Bohlen moved to Alburtis more than 30 years ago from Allentown because she wanted to be part of a tight-knit community. The borough is her haven.

“Alburtis is safe. It’s quaint. We don’t even have a traffic light. If I’ve been somewhere, I feel peaceful coming home. I can feel the tension of the city traffic melt away when I drive into Alburtis,” she said.

Everybody knew Althea, she said.

“It’s a folksy town. Everybody talks to everybody at the post office," Bohlen said. “Althea was frugal, but she was harmless. Nobody should have this happen to them.”
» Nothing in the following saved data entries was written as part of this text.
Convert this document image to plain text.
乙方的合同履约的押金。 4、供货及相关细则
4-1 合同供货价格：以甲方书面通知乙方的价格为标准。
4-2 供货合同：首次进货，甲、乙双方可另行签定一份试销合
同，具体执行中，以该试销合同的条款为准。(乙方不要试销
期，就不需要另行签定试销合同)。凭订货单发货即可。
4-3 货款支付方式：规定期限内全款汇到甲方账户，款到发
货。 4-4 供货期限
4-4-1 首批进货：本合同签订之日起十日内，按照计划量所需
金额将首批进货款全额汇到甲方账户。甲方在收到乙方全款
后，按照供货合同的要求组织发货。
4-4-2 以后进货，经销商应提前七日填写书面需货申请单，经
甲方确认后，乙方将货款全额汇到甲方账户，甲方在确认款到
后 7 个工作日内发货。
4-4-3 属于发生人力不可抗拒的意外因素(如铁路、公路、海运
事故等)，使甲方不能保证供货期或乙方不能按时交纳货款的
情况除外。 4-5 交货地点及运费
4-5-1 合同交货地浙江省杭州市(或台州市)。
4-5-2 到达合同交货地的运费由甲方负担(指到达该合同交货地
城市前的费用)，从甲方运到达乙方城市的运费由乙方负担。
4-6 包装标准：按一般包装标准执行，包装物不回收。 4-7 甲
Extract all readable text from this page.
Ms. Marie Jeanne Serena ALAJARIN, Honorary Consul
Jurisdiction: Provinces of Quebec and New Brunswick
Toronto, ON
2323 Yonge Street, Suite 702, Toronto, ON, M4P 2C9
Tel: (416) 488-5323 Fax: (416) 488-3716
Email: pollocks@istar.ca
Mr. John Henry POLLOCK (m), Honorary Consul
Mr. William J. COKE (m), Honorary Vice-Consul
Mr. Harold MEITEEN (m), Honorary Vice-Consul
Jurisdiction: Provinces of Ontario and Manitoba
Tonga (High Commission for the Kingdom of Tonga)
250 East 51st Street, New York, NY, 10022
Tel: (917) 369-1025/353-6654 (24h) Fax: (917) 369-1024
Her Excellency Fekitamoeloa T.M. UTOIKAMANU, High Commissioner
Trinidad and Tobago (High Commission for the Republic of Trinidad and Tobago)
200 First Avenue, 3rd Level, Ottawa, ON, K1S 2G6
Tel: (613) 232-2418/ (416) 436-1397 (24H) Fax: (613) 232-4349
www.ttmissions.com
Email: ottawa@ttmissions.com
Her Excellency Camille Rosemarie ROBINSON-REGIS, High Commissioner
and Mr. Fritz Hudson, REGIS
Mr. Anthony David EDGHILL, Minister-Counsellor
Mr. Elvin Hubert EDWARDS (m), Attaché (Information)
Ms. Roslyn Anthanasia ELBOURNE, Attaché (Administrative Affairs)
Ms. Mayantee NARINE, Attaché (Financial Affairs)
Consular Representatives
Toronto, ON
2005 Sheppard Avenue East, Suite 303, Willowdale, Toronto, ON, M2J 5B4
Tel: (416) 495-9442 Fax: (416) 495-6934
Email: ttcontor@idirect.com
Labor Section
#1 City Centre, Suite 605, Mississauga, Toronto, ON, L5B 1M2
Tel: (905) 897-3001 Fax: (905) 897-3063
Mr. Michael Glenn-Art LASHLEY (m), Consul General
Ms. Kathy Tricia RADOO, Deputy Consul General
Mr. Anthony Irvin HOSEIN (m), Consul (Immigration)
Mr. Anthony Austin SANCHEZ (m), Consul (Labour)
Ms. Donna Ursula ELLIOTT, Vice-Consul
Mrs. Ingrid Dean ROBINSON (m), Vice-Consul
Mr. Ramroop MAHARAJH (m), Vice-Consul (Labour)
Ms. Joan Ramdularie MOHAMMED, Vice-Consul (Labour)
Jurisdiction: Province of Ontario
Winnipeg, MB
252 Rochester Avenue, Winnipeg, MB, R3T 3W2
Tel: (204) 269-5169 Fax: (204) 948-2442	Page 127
Bohlen spoke in short, halted words and sentences. She was at the Giant in Trexlertown when she and a friend heard that there had been somebody killed in Alburtis.

“We got out of there and came home right away to see who it was,” she said. “And then we saw all the police tape and news vehicles around her house. I’m so distracted I can’t get into anything,” she said. “This has really rocked Alburtis.

“Just two weeks ago I sat on a park bench and talked with Althea," Bohlen said. "You just never expect this in your own backyard.”